Due ore di energia e di passione che mi hanno commosso e che mi hanno fatto rimbalzare alla mente i primissimi anni 80 (o gli ultimi anni ‘70), quando la musica, violenta e penetrante, rinasceva dai garage per spazzare le masturbazioni sonore degli anni 60/70 inglesi.
Eravamo in 50. Che dire?
Due ore di passione, ma anche 4 musicisti bravissimi che a costo zero regalavano ai presenti le origini di un rock storico e vibrante con l’unica mission di contaminare tutti con il ritmo trascinante della musica ribelle di quegli anni. Mi è sembrato, in quelle due ore, che fosse presente, in quella sala, il vero ed unico significato del rock e della vita stessa dei veri rockers.
Mi direte: ordinaria storia di una cover-band in un paese come l’Italia dove la musica viaggia a minimi termini tra pochi idoli strapagati e straviziati e tanti finti idoli che si adagiano in melodie e mode assolutamente impalpabili.
Vox di Nonantola, 28 settembre 2008, concerto dei Charlatans.
Storica band di Manchester, seguitissima in patria, 12 albums realizzati, in classifica da 20 anni con tanti singles (The only one I know, Love is the key, North country boy e tanti altri), 5 musicisti straordinari, anch’essi con la passione del rock nel sangue.
Eravamo in 80.
Eppure, in una sala desolata, semivuota, anzi, praticamente vuota, Tim Burgess e soci non si sono sottratti e risparmiati, deliziando i presenti con tutte le loro hit per quasi due ore di concerto.
Ordinaria storia italiana di una band inglese che si presenta (suo malgrado) senza supporto pubblicitario e che in patria (ero presente ad Edinburgo al loro tour nel 2006) non scende sotto le 2000 presenze, con non meno di 30 date nel tour.
Che si siano rifiutati di suonare?
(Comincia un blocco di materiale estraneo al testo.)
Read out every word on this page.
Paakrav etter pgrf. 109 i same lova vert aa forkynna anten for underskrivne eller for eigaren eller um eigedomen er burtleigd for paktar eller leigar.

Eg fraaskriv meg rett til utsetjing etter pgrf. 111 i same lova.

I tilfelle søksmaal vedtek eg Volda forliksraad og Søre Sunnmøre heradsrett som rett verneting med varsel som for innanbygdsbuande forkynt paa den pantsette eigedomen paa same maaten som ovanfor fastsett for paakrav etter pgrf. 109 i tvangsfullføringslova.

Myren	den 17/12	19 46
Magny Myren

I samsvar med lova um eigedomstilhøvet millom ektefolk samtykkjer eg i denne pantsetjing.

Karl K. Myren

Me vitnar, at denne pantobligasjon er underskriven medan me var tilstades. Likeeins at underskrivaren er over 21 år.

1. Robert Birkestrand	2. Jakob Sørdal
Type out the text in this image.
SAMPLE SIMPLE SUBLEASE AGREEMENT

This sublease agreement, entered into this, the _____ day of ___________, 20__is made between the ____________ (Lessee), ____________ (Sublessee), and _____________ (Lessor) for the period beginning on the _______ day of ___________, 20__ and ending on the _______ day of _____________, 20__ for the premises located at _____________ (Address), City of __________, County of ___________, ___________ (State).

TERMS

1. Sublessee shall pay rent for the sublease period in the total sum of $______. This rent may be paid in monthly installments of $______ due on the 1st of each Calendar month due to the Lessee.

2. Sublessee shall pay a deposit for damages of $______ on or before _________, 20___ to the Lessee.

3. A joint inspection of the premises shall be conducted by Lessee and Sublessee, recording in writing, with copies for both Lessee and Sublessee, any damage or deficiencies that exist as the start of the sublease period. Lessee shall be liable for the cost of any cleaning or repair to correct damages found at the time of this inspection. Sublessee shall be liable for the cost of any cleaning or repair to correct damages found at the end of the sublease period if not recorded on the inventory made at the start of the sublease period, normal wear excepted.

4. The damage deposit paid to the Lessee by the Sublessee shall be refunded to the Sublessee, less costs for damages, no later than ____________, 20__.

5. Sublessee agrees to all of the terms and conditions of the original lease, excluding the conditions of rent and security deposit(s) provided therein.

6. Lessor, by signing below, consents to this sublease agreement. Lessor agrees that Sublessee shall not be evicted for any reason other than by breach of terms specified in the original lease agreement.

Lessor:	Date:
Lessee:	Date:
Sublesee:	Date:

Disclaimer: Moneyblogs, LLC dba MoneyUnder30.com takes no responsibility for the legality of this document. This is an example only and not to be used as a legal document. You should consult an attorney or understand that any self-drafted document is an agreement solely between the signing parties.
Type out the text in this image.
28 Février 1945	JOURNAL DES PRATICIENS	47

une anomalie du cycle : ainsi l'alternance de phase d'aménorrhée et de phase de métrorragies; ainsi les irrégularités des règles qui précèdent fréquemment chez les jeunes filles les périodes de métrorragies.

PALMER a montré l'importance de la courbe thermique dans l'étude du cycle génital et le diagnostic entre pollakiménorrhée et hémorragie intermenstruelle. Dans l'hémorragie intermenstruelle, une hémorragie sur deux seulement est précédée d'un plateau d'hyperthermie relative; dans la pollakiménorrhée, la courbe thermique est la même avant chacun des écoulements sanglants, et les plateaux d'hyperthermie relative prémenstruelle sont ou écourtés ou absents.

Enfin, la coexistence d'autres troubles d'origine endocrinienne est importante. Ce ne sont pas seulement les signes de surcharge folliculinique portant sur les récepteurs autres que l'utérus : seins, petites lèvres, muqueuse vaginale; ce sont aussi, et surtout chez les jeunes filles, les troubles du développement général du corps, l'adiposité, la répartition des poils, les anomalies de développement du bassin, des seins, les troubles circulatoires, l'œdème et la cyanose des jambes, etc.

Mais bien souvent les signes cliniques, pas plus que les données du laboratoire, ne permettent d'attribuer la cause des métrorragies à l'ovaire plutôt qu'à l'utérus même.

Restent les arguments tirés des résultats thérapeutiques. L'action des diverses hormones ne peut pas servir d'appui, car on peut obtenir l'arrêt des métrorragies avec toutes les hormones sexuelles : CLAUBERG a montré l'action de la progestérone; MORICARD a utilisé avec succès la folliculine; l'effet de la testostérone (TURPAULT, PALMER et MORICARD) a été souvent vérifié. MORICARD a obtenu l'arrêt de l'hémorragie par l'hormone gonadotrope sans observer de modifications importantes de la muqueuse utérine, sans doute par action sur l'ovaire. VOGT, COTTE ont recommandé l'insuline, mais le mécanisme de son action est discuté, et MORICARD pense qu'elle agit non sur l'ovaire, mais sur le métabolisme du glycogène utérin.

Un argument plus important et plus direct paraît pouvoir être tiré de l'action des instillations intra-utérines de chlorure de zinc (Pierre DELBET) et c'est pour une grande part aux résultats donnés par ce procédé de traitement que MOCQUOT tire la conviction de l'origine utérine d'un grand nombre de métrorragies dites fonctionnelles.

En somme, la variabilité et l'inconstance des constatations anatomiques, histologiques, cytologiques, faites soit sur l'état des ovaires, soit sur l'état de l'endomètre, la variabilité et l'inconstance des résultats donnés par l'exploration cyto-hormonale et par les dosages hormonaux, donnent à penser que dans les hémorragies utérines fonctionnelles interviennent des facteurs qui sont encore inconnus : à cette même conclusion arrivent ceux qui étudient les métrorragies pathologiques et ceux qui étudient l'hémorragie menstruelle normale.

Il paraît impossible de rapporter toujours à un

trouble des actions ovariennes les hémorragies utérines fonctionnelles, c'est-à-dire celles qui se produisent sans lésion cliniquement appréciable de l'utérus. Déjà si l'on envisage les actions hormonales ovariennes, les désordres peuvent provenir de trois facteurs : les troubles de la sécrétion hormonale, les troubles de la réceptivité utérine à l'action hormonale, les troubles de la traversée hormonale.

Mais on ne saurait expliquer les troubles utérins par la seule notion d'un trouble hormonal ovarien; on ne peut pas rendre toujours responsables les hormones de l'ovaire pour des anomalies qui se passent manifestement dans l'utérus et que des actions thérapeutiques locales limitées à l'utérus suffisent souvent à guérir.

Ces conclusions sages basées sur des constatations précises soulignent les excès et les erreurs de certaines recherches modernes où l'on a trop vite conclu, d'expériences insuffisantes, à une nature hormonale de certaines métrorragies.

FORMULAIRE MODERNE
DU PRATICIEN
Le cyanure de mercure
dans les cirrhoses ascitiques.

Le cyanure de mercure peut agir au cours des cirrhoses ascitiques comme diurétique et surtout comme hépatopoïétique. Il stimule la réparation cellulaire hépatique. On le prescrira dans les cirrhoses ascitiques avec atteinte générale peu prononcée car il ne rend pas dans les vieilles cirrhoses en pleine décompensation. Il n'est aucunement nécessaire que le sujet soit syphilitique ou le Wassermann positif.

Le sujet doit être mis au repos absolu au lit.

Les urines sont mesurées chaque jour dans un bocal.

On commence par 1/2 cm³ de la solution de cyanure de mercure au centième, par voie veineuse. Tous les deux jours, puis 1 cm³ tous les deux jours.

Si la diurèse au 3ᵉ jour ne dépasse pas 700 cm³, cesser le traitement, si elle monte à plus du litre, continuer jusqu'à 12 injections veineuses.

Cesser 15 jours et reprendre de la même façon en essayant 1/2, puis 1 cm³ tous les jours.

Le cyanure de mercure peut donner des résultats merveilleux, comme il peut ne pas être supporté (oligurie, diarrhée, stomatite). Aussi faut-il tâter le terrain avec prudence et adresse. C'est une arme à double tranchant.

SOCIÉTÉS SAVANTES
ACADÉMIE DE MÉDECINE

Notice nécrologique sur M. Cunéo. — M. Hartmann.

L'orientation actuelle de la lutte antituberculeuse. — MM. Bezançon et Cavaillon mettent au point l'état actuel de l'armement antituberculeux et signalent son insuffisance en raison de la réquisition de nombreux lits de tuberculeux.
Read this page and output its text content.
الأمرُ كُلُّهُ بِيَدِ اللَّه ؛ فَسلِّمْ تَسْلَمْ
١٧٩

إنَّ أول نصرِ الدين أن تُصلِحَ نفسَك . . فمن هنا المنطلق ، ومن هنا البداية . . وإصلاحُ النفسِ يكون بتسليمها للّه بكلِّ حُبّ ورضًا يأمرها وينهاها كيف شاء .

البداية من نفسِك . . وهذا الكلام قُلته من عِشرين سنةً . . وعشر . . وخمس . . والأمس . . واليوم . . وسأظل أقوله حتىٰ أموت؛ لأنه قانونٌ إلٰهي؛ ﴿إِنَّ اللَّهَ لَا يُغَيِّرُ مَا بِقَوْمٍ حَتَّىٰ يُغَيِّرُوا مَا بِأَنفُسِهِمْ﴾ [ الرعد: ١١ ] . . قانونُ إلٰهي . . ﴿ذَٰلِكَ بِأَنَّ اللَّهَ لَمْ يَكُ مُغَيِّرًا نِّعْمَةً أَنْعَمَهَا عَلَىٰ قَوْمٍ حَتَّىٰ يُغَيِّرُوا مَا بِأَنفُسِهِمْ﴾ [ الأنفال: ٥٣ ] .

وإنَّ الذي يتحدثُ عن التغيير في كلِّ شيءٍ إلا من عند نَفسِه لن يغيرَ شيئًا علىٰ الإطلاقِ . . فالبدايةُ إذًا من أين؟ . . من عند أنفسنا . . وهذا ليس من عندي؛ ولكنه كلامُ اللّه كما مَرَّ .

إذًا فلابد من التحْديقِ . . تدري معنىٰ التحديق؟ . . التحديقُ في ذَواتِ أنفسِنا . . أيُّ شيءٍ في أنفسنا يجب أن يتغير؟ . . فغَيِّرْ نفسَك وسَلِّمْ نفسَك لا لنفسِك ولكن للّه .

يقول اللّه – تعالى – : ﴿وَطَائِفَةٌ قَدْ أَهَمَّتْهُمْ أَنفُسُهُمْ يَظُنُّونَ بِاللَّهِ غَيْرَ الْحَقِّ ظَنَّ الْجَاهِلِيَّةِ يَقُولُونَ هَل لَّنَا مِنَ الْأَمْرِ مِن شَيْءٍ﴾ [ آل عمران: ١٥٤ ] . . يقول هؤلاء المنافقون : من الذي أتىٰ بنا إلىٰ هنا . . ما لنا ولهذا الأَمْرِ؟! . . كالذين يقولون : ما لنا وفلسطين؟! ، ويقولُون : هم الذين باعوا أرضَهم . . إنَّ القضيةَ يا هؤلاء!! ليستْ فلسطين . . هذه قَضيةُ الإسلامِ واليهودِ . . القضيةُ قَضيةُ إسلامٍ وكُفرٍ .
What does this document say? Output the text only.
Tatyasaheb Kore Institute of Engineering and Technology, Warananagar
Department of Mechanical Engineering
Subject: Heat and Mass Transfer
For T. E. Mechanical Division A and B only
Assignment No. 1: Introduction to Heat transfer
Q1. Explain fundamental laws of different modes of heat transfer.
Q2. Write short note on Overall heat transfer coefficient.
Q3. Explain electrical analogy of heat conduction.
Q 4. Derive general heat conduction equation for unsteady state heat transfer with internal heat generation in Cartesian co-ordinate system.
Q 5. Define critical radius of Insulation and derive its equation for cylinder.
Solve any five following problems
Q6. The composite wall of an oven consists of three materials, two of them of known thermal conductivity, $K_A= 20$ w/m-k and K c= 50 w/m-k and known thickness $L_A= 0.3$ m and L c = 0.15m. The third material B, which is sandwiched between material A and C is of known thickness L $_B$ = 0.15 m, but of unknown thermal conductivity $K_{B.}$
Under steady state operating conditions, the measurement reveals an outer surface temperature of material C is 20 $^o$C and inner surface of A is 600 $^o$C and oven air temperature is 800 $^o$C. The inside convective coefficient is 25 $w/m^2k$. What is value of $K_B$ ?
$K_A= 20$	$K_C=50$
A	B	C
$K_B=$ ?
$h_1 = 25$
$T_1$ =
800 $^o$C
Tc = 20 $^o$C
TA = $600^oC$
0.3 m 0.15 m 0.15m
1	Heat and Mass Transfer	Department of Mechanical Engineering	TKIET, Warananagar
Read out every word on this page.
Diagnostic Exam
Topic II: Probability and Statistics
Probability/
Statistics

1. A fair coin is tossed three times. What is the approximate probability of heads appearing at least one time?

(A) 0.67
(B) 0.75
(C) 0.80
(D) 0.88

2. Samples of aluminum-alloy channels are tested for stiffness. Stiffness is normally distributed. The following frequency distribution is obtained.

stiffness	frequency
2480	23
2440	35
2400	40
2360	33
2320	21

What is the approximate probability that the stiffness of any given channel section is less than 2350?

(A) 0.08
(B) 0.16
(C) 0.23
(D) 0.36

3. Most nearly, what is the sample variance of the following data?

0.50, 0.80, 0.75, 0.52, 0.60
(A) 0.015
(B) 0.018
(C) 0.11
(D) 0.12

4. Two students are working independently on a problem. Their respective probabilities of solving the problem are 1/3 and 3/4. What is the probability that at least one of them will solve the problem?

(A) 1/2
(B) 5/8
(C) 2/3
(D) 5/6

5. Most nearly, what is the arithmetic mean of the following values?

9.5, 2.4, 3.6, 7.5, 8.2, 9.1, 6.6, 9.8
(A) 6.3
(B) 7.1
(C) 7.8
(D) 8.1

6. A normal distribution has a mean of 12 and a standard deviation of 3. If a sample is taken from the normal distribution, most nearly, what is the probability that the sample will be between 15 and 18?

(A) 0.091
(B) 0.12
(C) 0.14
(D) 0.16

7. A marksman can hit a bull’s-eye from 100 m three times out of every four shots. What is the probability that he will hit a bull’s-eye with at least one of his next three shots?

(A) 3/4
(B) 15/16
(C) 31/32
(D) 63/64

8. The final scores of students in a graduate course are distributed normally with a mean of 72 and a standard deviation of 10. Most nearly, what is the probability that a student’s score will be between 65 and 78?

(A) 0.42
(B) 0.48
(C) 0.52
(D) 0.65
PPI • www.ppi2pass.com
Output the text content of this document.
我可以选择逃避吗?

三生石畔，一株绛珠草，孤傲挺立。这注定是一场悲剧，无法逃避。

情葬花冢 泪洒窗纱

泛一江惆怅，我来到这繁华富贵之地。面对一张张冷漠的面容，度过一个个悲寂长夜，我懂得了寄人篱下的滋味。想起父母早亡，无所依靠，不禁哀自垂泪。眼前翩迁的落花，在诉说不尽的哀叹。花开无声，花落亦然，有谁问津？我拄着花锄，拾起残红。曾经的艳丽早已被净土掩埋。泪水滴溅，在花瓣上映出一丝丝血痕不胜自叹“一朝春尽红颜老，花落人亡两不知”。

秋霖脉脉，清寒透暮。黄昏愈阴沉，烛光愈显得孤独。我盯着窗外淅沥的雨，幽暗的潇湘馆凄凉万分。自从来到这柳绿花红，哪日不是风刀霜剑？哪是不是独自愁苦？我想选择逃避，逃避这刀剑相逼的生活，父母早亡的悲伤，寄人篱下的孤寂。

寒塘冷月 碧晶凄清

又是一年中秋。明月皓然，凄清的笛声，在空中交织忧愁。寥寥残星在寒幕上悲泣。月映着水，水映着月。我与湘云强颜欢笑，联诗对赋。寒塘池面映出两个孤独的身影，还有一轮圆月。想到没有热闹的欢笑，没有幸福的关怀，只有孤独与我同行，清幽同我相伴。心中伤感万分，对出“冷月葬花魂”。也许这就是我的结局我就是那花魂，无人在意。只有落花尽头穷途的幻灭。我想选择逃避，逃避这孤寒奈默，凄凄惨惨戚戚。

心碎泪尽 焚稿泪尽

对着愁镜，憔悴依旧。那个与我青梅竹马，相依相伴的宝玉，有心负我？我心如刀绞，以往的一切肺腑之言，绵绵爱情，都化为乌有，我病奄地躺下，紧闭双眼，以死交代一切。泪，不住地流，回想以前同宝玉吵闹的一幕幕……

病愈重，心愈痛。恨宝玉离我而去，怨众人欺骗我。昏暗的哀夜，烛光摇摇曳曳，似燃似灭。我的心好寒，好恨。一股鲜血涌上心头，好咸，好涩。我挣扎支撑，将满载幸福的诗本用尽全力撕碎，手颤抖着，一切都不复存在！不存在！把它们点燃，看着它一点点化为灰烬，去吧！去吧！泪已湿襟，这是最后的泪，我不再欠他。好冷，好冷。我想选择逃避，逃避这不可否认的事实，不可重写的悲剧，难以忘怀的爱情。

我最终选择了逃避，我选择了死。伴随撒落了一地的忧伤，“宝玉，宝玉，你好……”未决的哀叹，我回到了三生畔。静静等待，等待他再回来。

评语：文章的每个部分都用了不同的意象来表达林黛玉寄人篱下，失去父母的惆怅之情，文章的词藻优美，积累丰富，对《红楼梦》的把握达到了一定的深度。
Che abbiano suonato senza voglia o affiatamento?
Ma non è tutto: gli organizzatori chiesero anche ad una band di Napoli (i Vipers) di fare da gruppo spalla garantendo solo il rimborso spese del viaggio in treno (in treno!), quindi senza strumenti. Sapete con cosa suonarono i 4 bravissimi partenopei? Con gli strumenti dei Charlatans.
Per chi non è pratico di musica, non è facile capire quanto ciò sia eccezionale: i musicisti sono molto gelosi dei loro strumenti, soprattutto nelle performances live.
Prestare una chitarra, una batteria o un basso a ragazzi che in quel frangente non si potevano permettere nemmeno un furgone per suonare con i loro amati, non è roba usuale. Credetemi.
Ecco la dimensione diversa del rock.
Suonare davanti a 100 persone, prestare gli strumenti, trasmettere emozioni reali: siamo proprio in un altro mondo.
Qui, in Italia, è l’eccezione.
In altri luoghi è la regola: lo si capisce dai treni.